You Have 6 letters X,X,Y,Y,V,Z How many arrangement can be done using 3 letters ?
( like XXV,VZY..ETC)
( I tried N= 6P3/(2!*2!) but I think it's wrong.I was able to do solve it by writing all the cases down but I am looking for a formula to apply )
Thank you for your help
As I already alluded to in my comment above, you are correct in noticing that the originally proposed method is incorrect.
Often times, for these problem unfortunately, you will need to approach by cases or generating functions. In this specific case we break into two cases:
No letter is repeated
One letter is repeated
When no letter is repeated, then we are simply working with permutations of size 3 of X,Y,Z,V, which we can see that there are $4^{\underline{3}}=4\cdot 3\cdot 2 = 24$
When one letter is repeated, notice that it will necessarily have two of one letter and one of another letter.

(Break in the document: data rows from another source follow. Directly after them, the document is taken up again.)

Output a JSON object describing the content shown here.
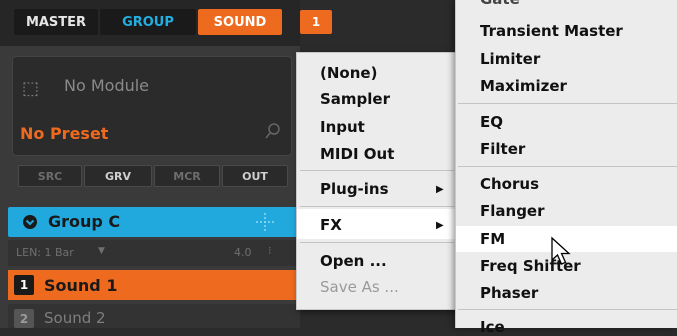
{
  "header": {
    "tabs": [
      {
        "label": "MASTER"
      },
      {
        "label": "GROUP"
      },
      {
        "label": "SOUND"
      }
    ],
    "page_badge": "1"
  },
  "module": {
    "name": "No Module",
    "preset": "No Preset",
    "buttons": [
      "SRC",
      "GRV",
      "MCR",
      "OUT"
    ]
  },
  "group": {
    "label": "Group C",
    "len_label": "LEN: 1 Bar",
    "len_value": "4.0"
  },
  "sounds": [
    {
      "number": "1",
      "label": "Sound 1"
    },
    {
      "number": "2",
      "label": "Sound 2"
    }
  ],
  "context_menu": {
    "items": [
      "(None)",
      "Sampler",
      "Input",
      "MIDI Out",
      "Plug-ins",
      "FX",
      "Open ...",
      "Save As ..."
    ]
  },
  "fx_submenu": {
    "items": [
      "Gate",
      "Transient Master",
      "Limiter",
      "Maximizer",
      "EQ",
      "Filter",
      "Chorus",
      "Flanger",
      "FM",
      "Freq Shifter",
      "Phaser",
      "Ice"
    ],
    "highlighted": "FM"
  },
  "colors": {
    "accent_orange": "#ee6a1f",
    "accent_blue": "#21a9de",
    "menu_bg": "#ececec"
  }
}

Approach via multiplication principle:
for a total of $2\cdot 3\cdot 3=18$ arrangements of the second type.
There are then a final total of $24+18=42$ total arrangements possible.
Re your comment
" I am just having a trouble grasping the concept of why the formula I proposed gives the wrong answer. If we are looking for the number of ways 6 letters arrangement can be made it's 6p6/(2!*2!), but for 3 letters arrangement it doesn't work."
Let us rewrite your formula as $\dfrac{6\cdot5\cdot4}{2!2!}$ to more easily understand the underlying reason.

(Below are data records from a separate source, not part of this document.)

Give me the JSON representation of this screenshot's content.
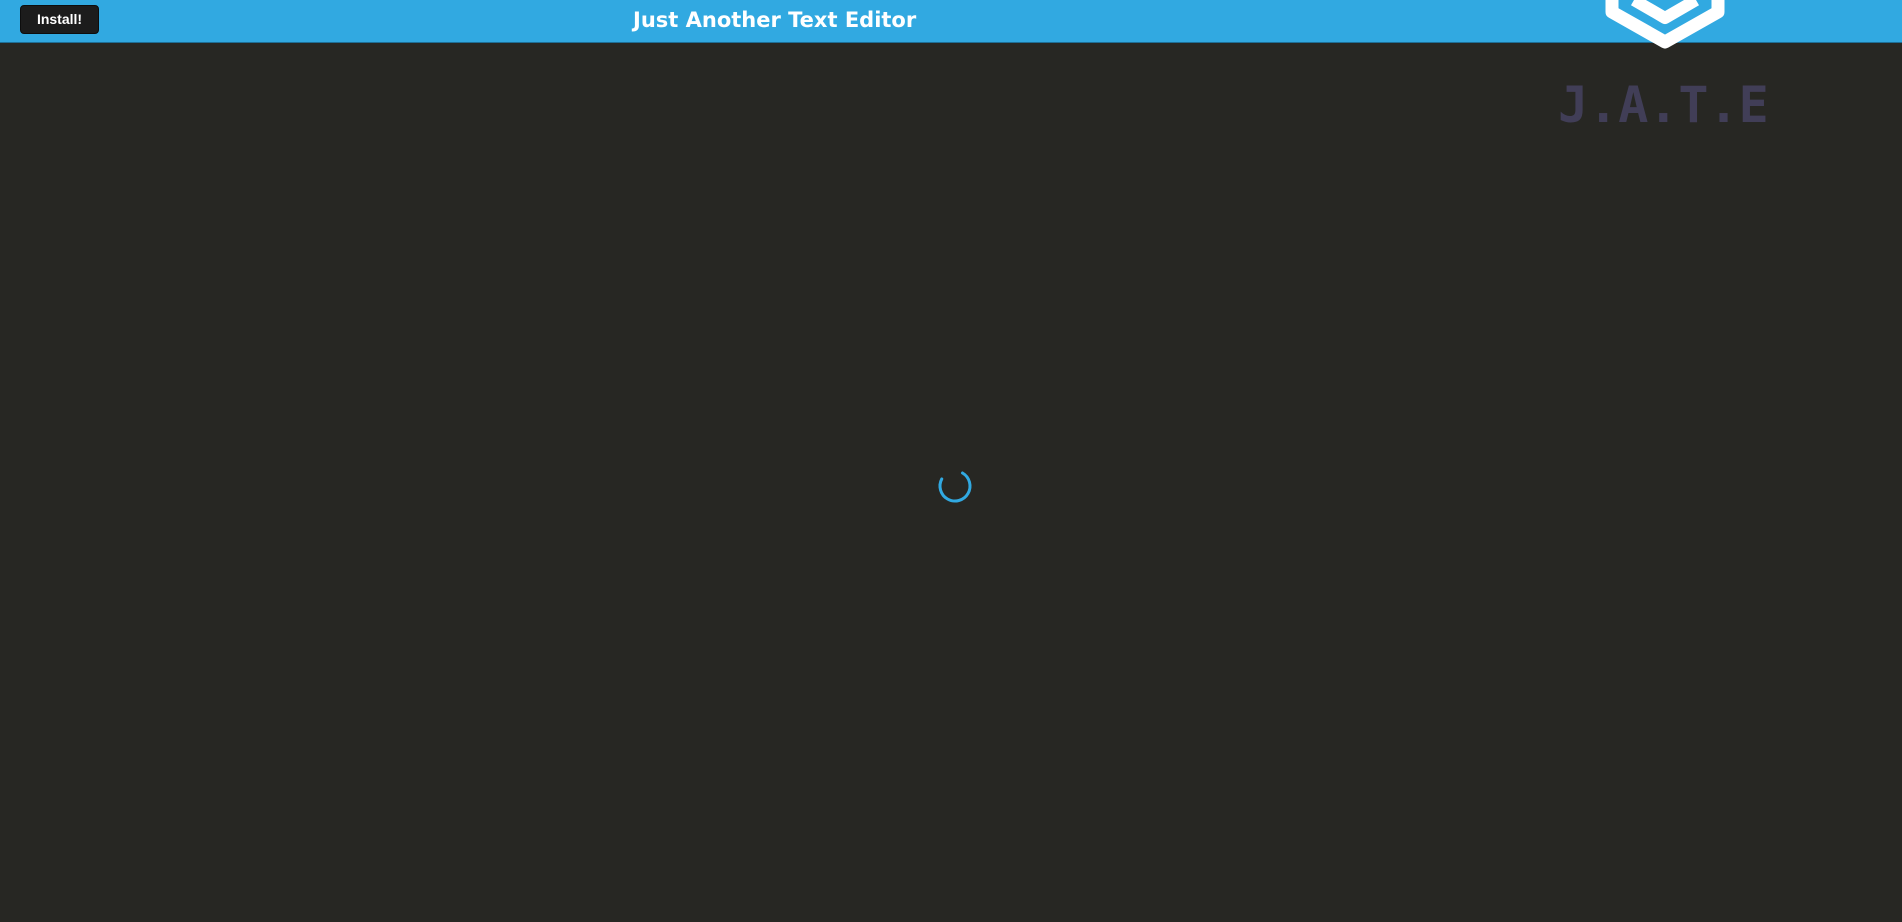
{
  "header": {
    "install_label": "Install!",
    "title": "Just Another Text Editor",
    "background_color": "#31a9e1"
  },
  "logo": {
    "icon": "hexagon-layers-icon",
    "text": "J.A.T.E",
    "text_color": "#413e57"
  },
  "editor": {
    "background_color": "#272723",
    "status": "loading",
    "spinner_icon": "loading-spinner-icon",
    "spinner_color": "#31a9e1"
  }
}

When you choose only $3$ letters, there can be patterns of various types:
$2-1\;of\;a\; kind,\; e.g. XXY.$ Obviously each pattern of this type will yield $\dfrac{3!}{2!1!}$ results
$1-1-1\;of\;a\;kind\;e.g. XYZ.$ Each pattern of this type will yield $\dfrac{3!}{1!1!1!}$ results.
So you can see that the numerator isn't $^6P_3,$ it is $3!$,
and the denominator isn't a uniform $2!2!$, but varies according to the pattern of the letters chosen.